You may not have many alternatives regarding where you run. There may not be a scenic greenway nearby or because of road design and traffic conditions you are restricted by your choices of running routes. Don’t let these limit your running experience.
You can introduce variety in a number of ways. Running the same route at a different time of day can make a big difference. Keep a log and pay attention to what the change in time of day does to your run – are you more relaxed or able to push yourself harder on certain parts of the route? What if you took a second lap around a short loop to add distance or reversed the route entirely?
Pacing is another way to diversify your running workouts. Alternate a week of more difficult workouts followed a week of easier workouts.
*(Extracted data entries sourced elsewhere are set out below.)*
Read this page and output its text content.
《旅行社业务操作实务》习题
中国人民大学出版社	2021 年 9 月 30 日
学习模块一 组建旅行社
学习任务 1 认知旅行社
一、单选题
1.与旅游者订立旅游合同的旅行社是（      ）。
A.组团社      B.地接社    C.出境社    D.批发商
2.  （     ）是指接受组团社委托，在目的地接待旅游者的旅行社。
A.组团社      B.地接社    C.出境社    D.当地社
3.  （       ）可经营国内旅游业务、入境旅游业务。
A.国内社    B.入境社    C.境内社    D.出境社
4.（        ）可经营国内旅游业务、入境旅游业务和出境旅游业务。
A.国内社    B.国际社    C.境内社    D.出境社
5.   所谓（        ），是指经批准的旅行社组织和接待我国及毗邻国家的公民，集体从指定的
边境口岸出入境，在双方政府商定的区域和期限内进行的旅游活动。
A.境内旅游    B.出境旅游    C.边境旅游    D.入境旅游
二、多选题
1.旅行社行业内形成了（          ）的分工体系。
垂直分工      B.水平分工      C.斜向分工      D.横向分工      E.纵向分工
You can also vary the pace of your warm-up and cool-down.
Mixing things up also helps you keep from stressing the same parts of your body to the extreme. Contact with a poor ground surface is one of the leading causes of injury for outdoor exercisers. The best surfaces for both walking and running are uniform, cushioned surfaces such as grass or loose granular tracks.
If you have bone or joint problems, you’ll want to avoid hard surfaces like asphalt, concrete, and rocky gravel. Make sure you have the proper road running shoes that are made for pavement or other hard surfaces. They are lighter, more flexible, and designed to cushion your feet during repeated strikes on hard surfaces.